🤖 AI Summary
Existing text-to-vector sketch generation methods lack structured semantic part-level information, making it difficult to produce outputs that are controllable, interpretable, and locally editable. To address this limitation, this work proposes a part-by-part generation framework powered by a multimodal language model agent. By integrating supervised fine-tuning with multi-round process-reward reinforcement learning, and leveraging visual feedback alongside structured part annotations, the approach enables fine-grained semantic control over sketch generation. To support this research, we introduce ControlSketch-Part, the first part-level vector sketch dataset, along with a general-purpose automated annotation pipeline.
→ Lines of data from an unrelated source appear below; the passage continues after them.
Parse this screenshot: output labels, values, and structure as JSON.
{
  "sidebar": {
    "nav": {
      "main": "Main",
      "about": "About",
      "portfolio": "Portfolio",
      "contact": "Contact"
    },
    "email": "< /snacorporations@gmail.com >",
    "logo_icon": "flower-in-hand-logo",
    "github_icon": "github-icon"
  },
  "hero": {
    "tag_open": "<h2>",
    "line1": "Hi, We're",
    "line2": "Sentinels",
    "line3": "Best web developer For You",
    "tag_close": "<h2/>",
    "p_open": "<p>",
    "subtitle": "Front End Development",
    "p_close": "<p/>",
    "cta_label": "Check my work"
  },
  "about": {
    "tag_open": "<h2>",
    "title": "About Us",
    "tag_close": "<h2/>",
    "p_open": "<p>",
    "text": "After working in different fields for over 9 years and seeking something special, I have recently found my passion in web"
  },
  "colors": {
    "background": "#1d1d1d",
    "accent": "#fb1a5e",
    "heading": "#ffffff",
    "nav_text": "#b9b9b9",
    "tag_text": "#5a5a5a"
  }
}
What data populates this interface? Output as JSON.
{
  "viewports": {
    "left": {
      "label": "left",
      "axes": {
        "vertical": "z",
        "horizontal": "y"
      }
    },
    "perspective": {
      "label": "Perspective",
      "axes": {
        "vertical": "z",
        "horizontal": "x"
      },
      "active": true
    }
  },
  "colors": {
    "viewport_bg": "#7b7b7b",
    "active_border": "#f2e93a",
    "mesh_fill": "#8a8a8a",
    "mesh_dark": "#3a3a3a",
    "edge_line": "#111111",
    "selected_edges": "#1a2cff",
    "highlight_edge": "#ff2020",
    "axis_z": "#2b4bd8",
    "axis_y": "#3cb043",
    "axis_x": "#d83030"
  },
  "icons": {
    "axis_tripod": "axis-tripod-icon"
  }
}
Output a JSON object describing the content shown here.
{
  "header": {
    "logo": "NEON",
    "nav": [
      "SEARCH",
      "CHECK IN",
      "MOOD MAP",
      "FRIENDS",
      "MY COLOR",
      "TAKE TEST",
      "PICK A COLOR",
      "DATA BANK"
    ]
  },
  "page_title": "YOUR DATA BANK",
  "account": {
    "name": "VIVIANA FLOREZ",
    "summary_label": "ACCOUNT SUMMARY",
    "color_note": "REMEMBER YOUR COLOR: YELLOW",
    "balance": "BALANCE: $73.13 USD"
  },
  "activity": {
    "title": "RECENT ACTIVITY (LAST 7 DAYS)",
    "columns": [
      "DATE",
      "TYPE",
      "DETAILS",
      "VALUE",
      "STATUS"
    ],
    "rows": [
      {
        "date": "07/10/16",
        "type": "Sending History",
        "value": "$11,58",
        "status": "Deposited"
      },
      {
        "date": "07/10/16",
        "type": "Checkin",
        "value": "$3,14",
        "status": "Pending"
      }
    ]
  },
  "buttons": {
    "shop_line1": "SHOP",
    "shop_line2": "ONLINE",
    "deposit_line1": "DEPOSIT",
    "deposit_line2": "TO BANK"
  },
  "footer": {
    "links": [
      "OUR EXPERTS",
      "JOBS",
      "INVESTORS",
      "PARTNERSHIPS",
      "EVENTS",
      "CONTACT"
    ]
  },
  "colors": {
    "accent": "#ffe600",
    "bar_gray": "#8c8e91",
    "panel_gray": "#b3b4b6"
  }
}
Our method is the first to incorporate part-level semantic structure into vector sketch synthesis, significantly enhancing controllability, interpretability, and local editability while maintaining global semantic alignment.
📝 Abstract
We develop a method for producing vector sketches one part at a time. To do this, we train a multi-modal language model-based agent using a novel multi-turn process-reward reinforcement learning following supervised fine-tuning. Our approach is enabled by a new dataset we call ControlSketch-Part, containing rich part-level annotations for sketches, obtained using a novel, generic automatic annotation pipeline that segments vector sketches into semantic parts and assigns paths to parts with a structured multi-stage labeling process. Our results indicate that incorporating structured part-level data and providing agent with the visual feedback through the process enables interpretable, controllable, and locally editable text-to-vector sketch generation.